432 Pages   |   Available in Paperback   |   9th-11th Grade   |   4-6 Weeks

About the Book
  • The setting is Soviet Russia, early 1920s. Kira Argounova, a university engineering student who wants a career building bridges, falls in love with Leo Kovalensky, son of a czarist hero. Both Kira and Leo yearn to shape their own future — but they are trapped in a communist state that claims the right to sacrifice individual lives for the sake of the collective.
  • When Kira is kicked out of the university as an undesirable and Leo’s past makes him unemployable, life becomes a grim struggle for physical survival.
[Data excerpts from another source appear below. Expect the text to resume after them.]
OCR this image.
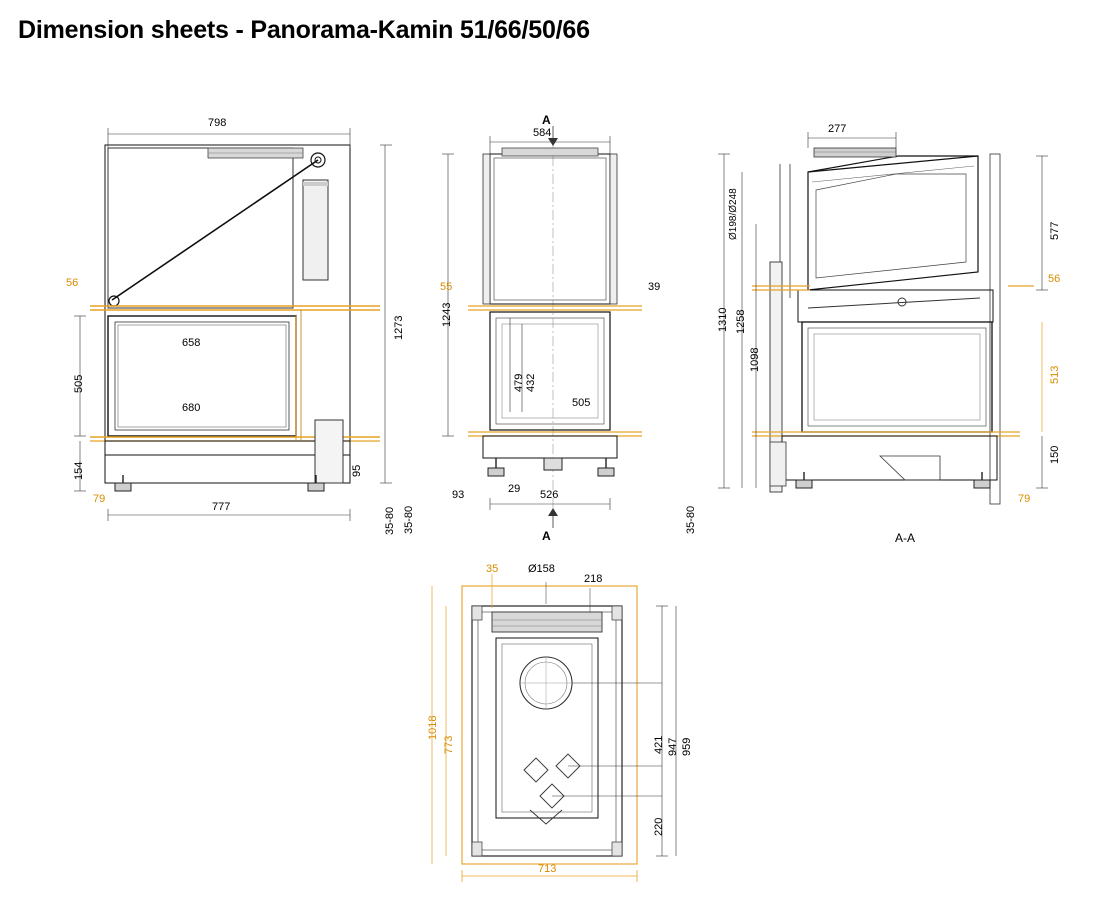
Dimension sheets - Panorama-Kamin 51/66/50/66
798
56
658
680
1273
505
154	95
79
777	35-80
A
584
55	39
1243
479 432
505
93	29 526
35-80
A
277
Ø198/Ø248
1310 1258
1098
577
56
513
150
79
35-80
A-A
35	Ø158
218
1018
773	959
947
421
220
713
Leo contracts tuberculosis but can’t get admitted to a state sanitarium, despite Kira’s best efforts. Desperate, she seeks help from Andrei Taganov, an ardent young communist whose love for Kira helps awaken him to the meaning of genuine personal values, not to be surrendered for others’ sake.
  • Once these two men are destroyed — Andrei by his disillusionment with communism, and Leo by his inability to go on fighting — Kira tries to flee, but will she find it possible to defy the state’s power?

NOVEL

The Fountainhead

694 Pages   |   Available in Paperback   |   9th-12th Grade   |   4-8 Weeks

About the Book
  • What motivates a creative thinker? Is it a selfless desire to benefit mankind? A hunger for fame, fortune, and accolades? The need to prove superiority? Or is it a self-sufficient drive to pursue a creative vision, independent of others’ needs or opinions?
  • Ayn Rand addresses these questions through her portrayal of Howard Roark, an innovative architect who, as she puts it, “struggles for the integrity of his creative work against every form of social opposition.”
  • Initially rejected by twelve publishers as “too intellectual,” The Fountainhead became a best seller within two years purely through word of mouth, and earned Rand enduring commercial and artistic success.
  • The novel was also a personal landmark for Rand. In Howard Roark, she presented for the first time the uniquely Ayn Rand hero, whose depiction was the chief goal of her writing: the ideal man, man as “he could be and ought to be.”